So it’s been awhile since I’ve written anything. Lets just say I am in an interesting place. A place I haven’t been in before in my life to say the least, so I’m trying to adjust. 2017 is a year of change and self-awareness for me. I’m truly going through a full self-reflection.
Many things have happened since the start of 2017. I moved to a new city and state, got a new job, witnessed some crazy things within my friendships and oh yeah got a puppy.
And guys, we’re only halfway through and I am beat.
The amount of breakdowns I have had this year are out of control. A person who never cries has cried more times than I’d like to admit and I feel tired all the time. Worn down is more like it. So I did something…
I decided to succumb to the thing that I always said I wouldn’t do. I finally looked in the mirror at myself and tapped into what was truly going on.

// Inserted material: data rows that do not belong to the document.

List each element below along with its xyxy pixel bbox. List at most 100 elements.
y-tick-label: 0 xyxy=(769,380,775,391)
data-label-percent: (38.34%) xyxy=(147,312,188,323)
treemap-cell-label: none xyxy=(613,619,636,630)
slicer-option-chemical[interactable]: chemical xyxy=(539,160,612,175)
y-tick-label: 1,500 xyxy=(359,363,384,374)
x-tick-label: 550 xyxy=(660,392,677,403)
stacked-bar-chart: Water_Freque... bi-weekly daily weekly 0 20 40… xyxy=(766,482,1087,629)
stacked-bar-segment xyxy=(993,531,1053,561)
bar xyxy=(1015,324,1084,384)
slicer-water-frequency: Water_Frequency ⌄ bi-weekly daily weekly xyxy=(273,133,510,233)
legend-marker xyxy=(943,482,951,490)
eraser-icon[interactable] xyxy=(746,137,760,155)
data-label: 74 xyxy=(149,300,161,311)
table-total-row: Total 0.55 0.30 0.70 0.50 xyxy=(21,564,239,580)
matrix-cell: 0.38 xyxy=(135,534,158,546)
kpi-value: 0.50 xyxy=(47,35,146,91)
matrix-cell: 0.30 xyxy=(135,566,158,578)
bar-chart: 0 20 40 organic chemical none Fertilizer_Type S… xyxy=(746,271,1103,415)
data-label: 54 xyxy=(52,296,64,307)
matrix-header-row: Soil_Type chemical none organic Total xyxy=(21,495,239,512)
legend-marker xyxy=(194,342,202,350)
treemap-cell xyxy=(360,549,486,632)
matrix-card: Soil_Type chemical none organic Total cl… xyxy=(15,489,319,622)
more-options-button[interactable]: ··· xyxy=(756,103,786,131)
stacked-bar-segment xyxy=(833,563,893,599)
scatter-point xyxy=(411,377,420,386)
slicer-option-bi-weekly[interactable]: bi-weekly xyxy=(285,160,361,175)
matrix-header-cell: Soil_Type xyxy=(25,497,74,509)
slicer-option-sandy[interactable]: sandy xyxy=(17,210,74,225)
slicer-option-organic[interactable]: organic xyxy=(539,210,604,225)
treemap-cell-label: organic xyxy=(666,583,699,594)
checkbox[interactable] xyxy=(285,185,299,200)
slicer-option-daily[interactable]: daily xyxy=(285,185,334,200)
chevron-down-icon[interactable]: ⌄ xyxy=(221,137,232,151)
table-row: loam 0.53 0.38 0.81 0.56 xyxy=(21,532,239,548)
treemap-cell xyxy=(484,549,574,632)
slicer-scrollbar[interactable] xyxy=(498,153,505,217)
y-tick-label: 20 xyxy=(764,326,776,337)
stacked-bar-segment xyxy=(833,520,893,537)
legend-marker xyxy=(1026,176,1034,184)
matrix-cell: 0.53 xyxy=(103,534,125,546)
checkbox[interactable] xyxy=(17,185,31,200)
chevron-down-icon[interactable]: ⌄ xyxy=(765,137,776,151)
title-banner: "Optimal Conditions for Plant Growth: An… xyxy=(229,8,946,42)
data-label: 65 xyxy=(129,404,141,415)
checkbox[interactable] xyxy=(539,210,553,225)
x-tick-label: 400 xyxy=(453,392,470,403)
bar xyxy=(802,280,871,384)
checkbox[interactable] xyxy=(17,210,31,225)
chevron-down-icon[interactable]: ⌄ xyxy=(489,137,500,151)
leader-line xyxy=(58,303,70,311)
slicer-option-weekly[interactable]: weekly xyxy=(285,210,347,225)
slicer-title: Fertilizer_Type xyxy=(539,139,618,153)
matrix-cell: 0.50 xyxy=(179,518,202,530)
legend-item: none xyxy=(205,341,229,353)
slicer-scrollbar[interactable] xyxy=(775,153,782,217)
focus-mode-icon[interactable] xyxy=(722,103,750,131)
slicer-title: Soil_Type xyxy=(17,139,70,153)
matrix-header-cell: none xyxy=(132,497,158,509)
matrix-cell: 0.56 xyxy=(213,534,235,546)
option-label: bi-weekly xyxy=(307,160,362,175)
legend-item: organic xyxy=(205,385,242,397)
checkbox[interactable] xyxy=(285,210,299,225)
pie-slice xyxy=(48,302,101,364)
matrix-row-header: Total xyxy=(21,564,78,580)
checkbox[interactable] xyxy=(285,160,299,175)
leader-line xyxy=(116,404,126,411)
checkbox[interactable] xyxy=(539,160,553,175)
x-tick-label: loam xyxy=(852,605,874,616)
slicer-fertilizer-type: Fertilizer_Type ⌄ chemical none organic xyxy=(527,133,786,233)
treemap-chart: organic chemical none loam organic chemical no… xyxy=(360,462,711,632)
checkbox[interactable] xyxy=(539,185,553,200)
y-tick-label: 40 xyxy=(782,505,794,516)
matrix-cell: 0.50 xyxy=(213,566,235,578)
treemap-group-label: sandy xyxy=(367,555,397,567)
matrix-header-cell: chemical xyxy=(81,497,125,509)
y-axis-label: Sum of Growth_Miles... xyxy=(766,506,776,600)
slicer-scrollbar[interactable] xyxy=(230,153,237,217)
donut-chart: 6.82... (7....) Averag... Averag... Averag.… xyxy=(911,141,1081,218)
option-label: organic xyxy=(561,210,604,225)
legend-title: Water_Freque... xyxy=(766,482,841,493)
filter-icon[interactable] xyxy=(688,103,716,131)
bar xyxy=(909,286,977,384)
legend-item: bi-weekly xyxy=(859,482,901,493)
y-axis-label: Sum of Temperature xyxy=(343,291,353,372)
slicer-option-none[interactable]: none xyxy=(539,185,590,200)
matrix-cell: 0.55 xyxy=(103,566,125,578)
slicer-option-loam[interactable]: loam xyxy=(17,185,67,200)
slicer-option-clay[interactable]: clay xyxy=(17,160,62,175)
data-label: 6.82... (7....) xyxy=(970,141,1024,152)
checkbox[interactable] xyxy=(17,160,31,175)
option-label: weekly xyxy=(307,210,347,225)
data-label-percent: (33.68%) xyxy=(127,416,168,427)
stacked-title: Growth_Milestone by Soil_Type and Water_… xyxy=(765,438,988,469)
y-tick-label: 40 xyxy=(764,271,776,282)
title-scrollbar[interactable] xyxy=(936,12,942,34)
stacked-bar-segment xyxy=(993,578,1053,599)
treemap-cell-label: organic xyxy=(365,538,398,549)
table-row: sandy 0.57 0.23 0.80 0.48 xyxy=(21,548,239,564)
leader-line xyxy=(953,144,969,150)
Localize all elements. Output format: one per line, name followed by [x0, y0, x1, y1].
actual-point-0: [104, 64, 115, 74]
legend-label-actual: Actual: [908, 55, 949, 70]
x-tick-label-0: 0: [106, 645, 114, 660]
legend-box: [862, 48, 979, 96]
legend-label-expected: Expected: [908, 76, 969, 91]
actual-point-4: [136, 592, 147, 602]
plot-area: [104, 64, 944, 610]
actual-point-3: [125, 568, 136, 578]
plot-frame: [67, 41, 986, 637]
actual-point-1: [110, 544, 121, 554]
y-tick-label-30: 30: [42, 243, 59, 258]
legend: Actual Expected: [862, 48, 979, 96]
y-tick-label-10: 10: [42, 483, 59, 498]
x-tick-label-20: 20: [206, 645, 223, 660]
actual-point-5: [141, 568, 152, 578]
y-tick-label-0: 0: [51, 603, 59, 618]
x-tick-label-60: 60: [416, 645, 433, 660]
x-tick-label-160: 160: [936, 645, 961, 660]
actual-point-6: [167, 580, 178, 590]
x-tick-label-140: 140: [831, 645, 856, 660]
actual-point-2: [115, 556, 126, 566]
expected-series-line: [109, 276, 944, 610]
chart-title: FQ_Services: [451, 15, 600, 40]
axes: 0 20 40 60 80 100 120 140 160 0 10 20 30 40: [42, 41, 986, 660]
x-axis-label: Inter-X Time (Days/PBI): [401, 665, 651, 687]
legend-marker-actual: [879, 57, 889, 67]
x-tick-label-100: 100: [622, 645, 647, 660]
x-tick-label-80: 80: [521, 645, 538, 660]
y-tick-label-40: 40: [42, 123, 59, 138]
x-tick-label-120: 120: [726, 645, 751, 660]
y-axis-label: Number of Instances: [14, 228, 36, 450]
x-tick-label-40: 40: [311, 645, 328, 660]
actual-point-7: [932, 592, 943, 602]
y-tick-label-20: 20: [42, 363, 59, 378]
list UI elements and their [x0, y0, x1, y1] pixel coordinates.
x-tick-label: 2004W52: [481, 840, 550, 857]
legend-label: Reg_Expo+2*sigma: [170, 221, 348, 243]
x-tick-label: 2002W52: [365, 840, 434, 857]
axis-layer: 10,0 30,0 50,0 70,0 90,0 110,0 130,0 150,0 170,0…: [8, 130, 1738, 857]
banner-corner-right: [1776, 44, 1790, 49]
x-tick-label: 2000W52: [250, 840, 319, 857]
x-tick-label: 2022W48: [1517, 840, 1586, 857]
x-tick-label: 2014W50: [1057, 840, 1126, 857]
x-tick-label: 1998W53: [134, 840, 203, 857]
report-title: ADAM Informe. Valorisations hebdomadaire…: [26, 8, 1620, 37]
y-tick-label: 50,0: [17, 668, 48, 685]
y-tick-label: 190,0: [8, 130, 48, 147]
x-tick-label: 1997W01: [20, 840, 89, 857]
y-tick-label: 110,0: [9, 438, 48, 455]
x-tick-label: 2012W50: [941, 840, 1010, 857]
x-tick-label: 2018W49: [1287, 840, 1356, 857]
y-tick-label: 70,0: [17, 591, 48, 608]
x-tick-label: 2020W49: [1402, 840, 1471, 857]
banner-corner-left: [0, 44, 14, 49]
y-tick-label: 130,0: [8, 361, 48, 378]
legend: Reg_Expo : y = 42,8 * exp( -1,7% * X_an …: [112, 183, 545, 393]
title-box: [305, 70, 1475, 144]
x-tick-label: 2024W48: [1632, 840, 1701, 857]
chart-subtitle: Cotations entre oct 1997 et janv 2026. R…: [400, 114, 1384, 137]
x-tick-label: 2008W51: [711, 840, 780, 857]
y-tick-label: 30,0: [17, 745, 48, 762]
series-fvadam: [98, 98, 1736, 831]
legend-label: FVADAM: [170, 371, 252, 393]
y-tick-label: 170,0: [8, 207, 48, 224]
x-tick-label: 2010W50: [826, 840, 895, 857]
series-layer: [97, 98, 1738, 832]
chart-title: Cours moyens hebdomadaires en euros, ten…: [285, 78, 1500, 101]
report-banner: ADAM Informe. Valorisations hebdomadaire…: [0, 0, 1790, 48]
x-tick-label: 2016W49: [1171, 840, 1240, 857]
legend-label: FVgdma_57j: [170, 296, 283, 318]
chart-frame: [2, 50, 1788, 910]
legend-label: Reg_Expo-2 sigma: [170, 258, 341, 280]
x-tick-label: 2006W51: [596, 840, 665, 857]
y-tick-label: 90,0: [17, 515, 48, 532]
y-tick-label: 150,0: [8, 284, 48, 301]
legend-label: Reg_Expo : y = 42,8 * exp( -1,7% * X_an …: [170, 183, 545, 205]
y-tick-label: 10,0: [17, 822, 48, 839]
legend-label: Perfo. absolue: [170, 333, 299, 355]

So clinically I have been diagnosed with severe depression and severe anxiety. Typing this out knowing that possibly my loved ones and people who barely know me could read this makes my chest tight. Makes me want to hit the red button in the top left of this word document and delete it all. But see everyone, this is something I have been doing for so long. I have been ignoring the fact that I am a very sad person. I can’t see my self worth and just feel down 90% of the time. I am finally coming to terms with putting that label on myself, to talking about it, to being open about it. I did this because, well, I need to stop hiding from the fact that I have been avoiding this sickness. It’s been eating me alive for longer than I can remember.
As much as I HATE to do this, and view social media as a toxic thing in my life I needed to speak out about it. I needed to lay it all out there because this is me accepting that this is apart of me, but not who I am. I am battling this disease; I promise you this is a battle, an ongoing one at that. I have continuous hope that I will defeat this, I have to. I will not let the thoughts of no longer being here take over, for they have crept up too many times in the past year than I would fully like to admit.
I know most people have said to me, wow, I would have never known. You put up a good front, you hid it so well. Well I am not going to hide it anymore. I am going to now address it and stop looking at myself as a phony. The song “Fake Happy” by Paramore could not have come out at a better time in my life because that is me most days.
I am sorry to everyone that has seen me become irritable, distant and all over the place, if you are apart of my immediate life, you are so incredible for sticking around as I go through this. Most of you don’t even know how much your love and care has helped me through this.
I guess I’m posting this publicly to let this be something that is not looked down upon anymore and to not be ashamed of it. Just because I suffer from depression does not make me a bad person, or should be looked at any differently than I was before. I am not doing this for attention or sympathy, more of awareness. Be thankful for the people in your life, and just because they have a smile on their face does not always mean they’re the happiest. Be respectful, thoughtful and appreciative of everyone’s worth in this world. We’re all here for a purpose, and I’m trying my damn hardest to figure out mine.
If you read all of this you’re a gem. So I thank you. From the bottom of my heart.